Em declarações à agência Lusa, o presidente do Centro Cultural e Desportivo dos Trabalhadores da Câmara Municipal do Porto (CCD), Gouveia Santos, adiantou hoje que a peça “conta histórias do Porto e da sua região no século XIX”.

Ao palco do auditório Arnaldo Trindade, na sede do CCD, sobem 11 colabores de várias unidades operativas do município.

A peça terá “tanto de sério como de divertido”, assegurou Gouveia Santos.

A encenação retrata as aventuras e desventuras de Camilo Castelo Branco, Ana Plácido e Zé do Telhado, o “Robin Hood português” que protegeu o romancista e dramaturgo na cadeia da Relação do Porto e “terá sido uma espécie de guarda-costas”.

“Camilo imortalizou-o contando a sua história nas ‘Memórias do Cárcere'”, destacou Gouveia Santos, acrescentando que a encenação será “o mais simples possível” e “poupada nos meios”.

A música que acompanhará cada conjunto de histórias é original de um duo com estúdio de ensaios no centro comercial Stop, Rodolfo e Catarina.
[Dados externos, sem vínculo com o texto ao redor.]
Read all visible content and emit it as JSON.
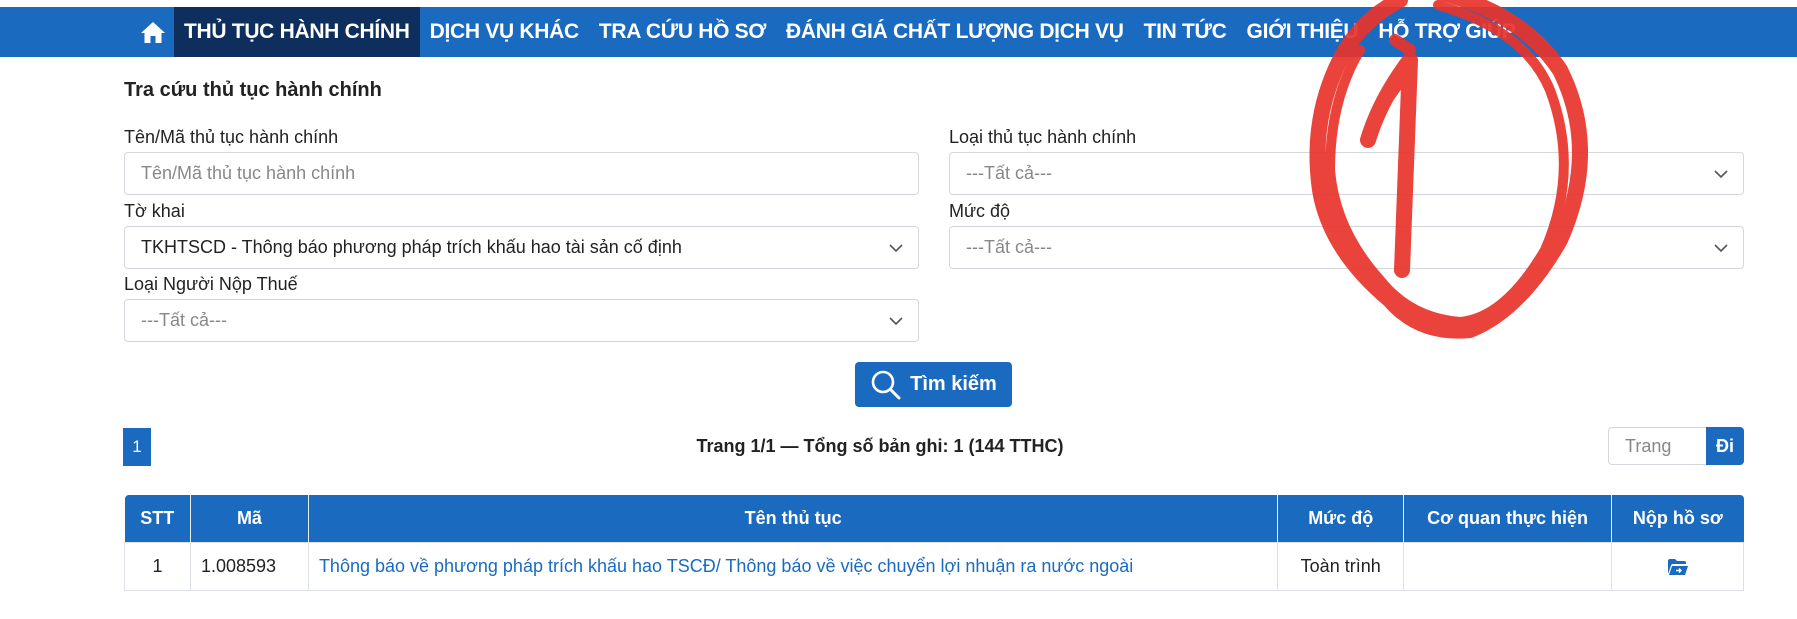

“Para a câmara espero que seja motivo de motivação e de orgulho identitário”, considerou o presidente do CCD, acrescentando que a estreia contará com a presença do presidente da Câmara do Porto, Rui Moreira.

À Lusa, Gouveia Santos adiantou que estão marcados cinco espetáculos no Porto e que, posteriormente, a peça será apresentada em diversos concelhos como Fafe, Vila Real, Paredes e Famalicão.
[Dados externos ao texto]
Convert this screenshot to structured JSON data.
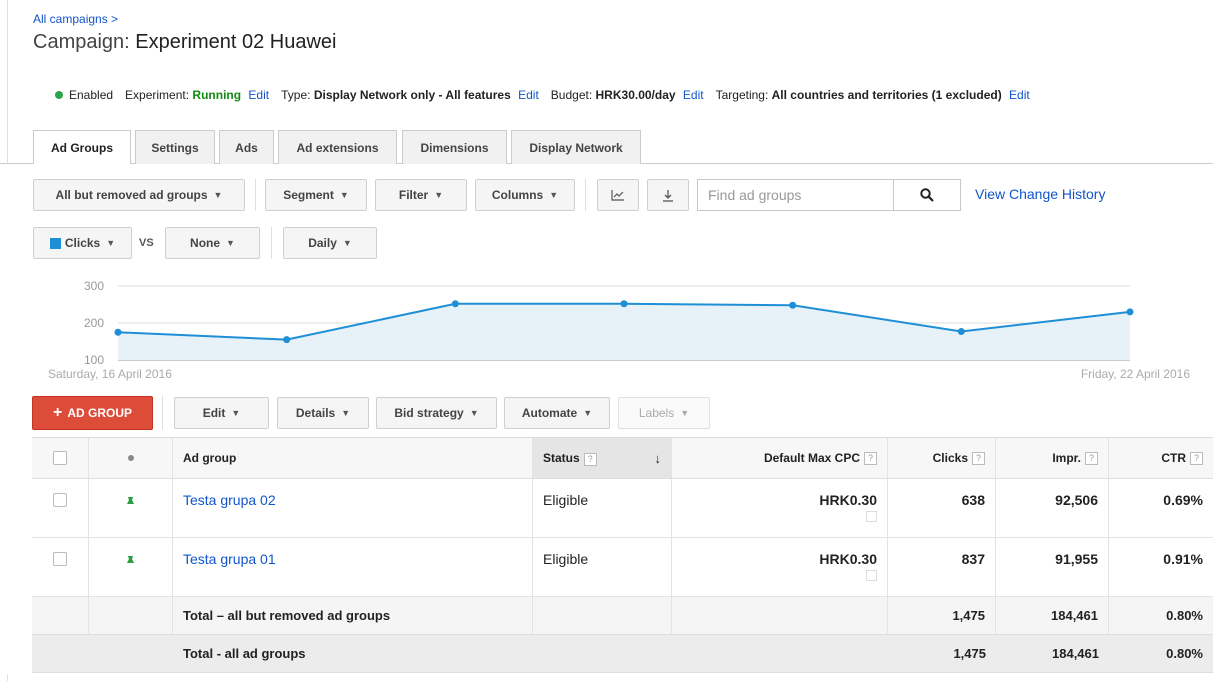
{
  "breadcrumb": "All campaigns >",
  "title": {
    "prefix": "Campaign:",
    "name": "Experiment 02 Huawei"
  },
  "status": {
    "enabled": "Enabled",
    "experiment_label": "Experiment:",
    "experiment_value": "Running",
    "type_label": "Type:",
    "type_value": "Display Network only - All features",
    "budget_label": "Budget:",
    "budget_value": "HRK30.00/day",
    "targeting_label": "Targeting:",
    "targeting_value": "All countries and territories (1 excluded)",
    "edit": "Edit"
  },
  "tabs": [
    "Ad Groups",
    "Settings",
    "Ads",
    "Ad extensions",
    "Dimensions",
    "Display Network"
  ],
  "toolbar": {
    "filter_scope": "All but removed ad groups",
    "segment": "Segment",
    "filter": "Filter",
    "columns": "Columns",
    "search_placeholder": "Find ad groups",
    "view_history": "View Change History"
  },
  "chart_controls": {
    "metric1": "Clicks",
    "vs": "VS",
    "metric2": "None",
    "period": "Daily"
  },
  "chart_data": {
    "type": "area",
    "x": [
      "Saturday, 16 April 2016",
      "",
      "",
      "",
      "",
      "",
      "Friday, 22 April 2016"
    ],
    "series": [
      {
        "name": "Clicks",
        "values": [
          175,
          155,
          252,
          252,
          248,
          177,
          230
        ]
      }
    ],
    "yticks": [
      "300",
      "200",
      "100"
    ],
    "ylim": [
      100,
      300
    ],
    "start_label": "Saturday, 16 April 2016",
    "end_label": "Friday, 22 April 2016",
    "color": "#1e8fd6"
  },
  "actions": {
    "add": "AD GROUP",
    "edit": "Edit",
    "details": "Details",
    "bid_strategy": "Bid strategy",
    "automate": "Automate",
    "labels": "Labels"
  },
  "table": {
    "headers": {
      "ad_group": "Ad group",
      "status": "Status",
      "max_cpc": "Default Max CPC",
      "clicks": "Clicks",
      "impr": "Impr.",
      "ctr": "CTR"
    },
    "rows": [
      {
        "name": "Testa grupa 02",
        "status": "Eligible",
        "cpc": "HRK0.30",
        "clicks": "638",
        "impr": "92,506",
        "ctr": "0.69%"
      },
      {
        "name": "Testa grupa 01",
        "status": "Eligible",
        "cpc": "HRK0.30",
        "clicks": "837",
        "impr": "91,955",
        "ctr": "0.91%"
      }
    ],
    "totals": [
      {
        "label": "Total – all but removed ad groups",
        "clicks": "1,475",
        "impr": "184,461",
        "ctr": "0.80%"
      },
      {
        "label": "Total - all ad groups",
        "clicks": "1,475",
        "impr": "184,461",
        "ctr": "0.80%"
      }
    ]
  }
}
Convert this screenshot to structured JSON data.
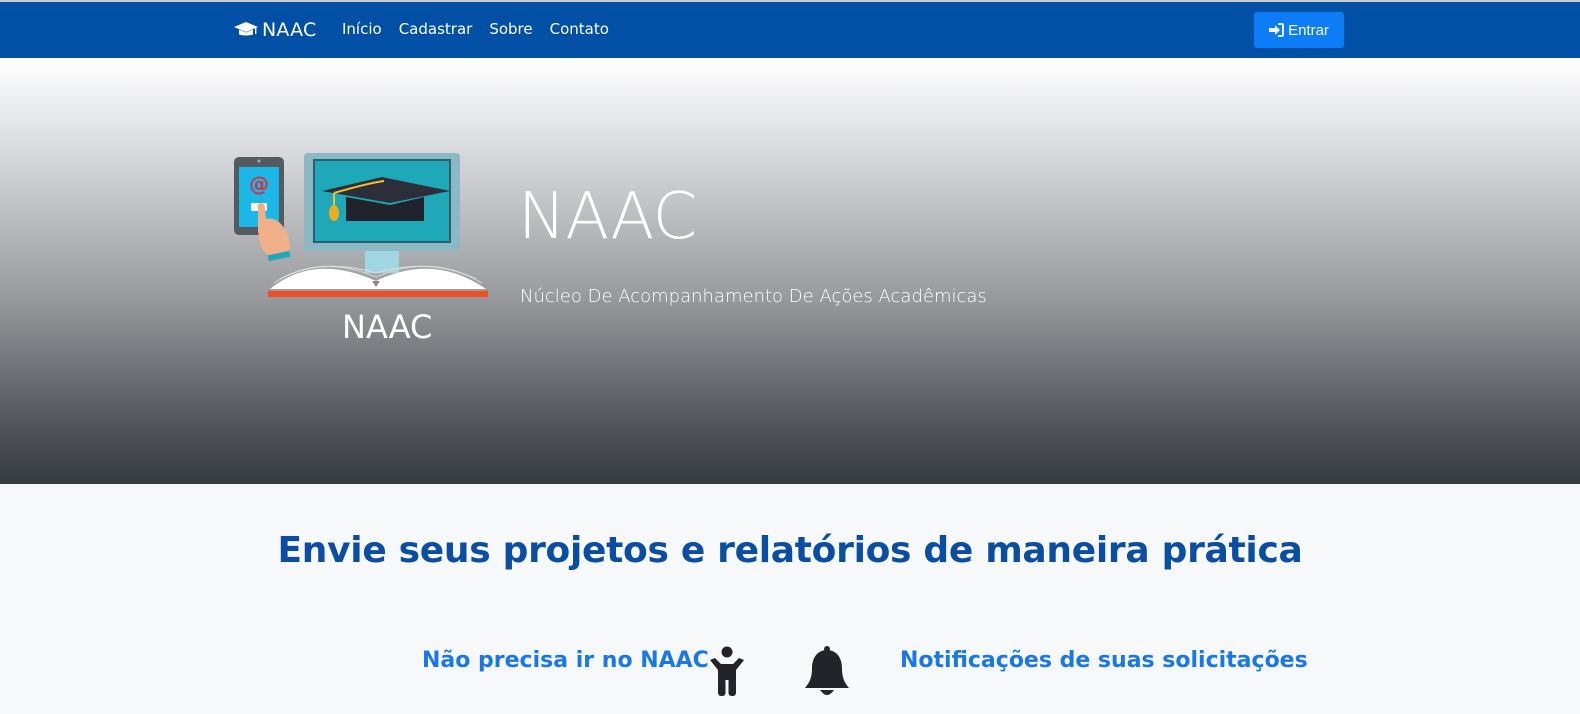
{
  "navbar": {
    "brand_icon": "graduation-cap-icon",
    "brand_text": "NAAC",
    "links": [
      "Início",
      "Cadastrar",
      "Sobre",
      "Contato"
    ],
    "login_icon": "sign-in-icon",
    "login_label": "Entrar",
    "background_color": "#0250a6",
    "login_color": "#0d7cf7"
  },
  "hero": {
    "logo_caption": "NAAC",
    "title": "NAAC",
    "subtitle": "Núcleo De Acompanhamento De Ações Acadêmicas"
  },
  "features": {
    "heading": "Envie seus projetos e relatórios de maneira prática",
    "left_text": "Não precisa ir no NAAC",
    "left_icon": "person-icon",
    "right_icon": "bell-icon",
    "right_text": "Notificações de suas solicitações",
    "heading_color": "#0a4ea3",
    "feature_color": "#1a78e6"
  }
}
A intenção, acrescentou o presidente do CCD, é terminar no próximo ano com um espetáculo na Cadeia da Relação do Porto, onde, nas imediações, está instalada a estátua “Amores de Camilo” que, em setembro, esteve envolta de polémica na sequência de uma petição com 37 signatários que pediam a sua remoção.

O grupo de atores do CCD começou em meados de 2017/2018 com um curso de teatro, tendo, no final, sido apresentada a peça “Gota de Mel” que, posteriormente, deu o nome de ‘Colmeia’ ao grupo.

Nos anos seguintes, o grupo realizou outras peças, mas foi interrompido pela pandemia da covid-19, assumindo agora esta peça “especial importância” ao relançar a área cultural do CCD.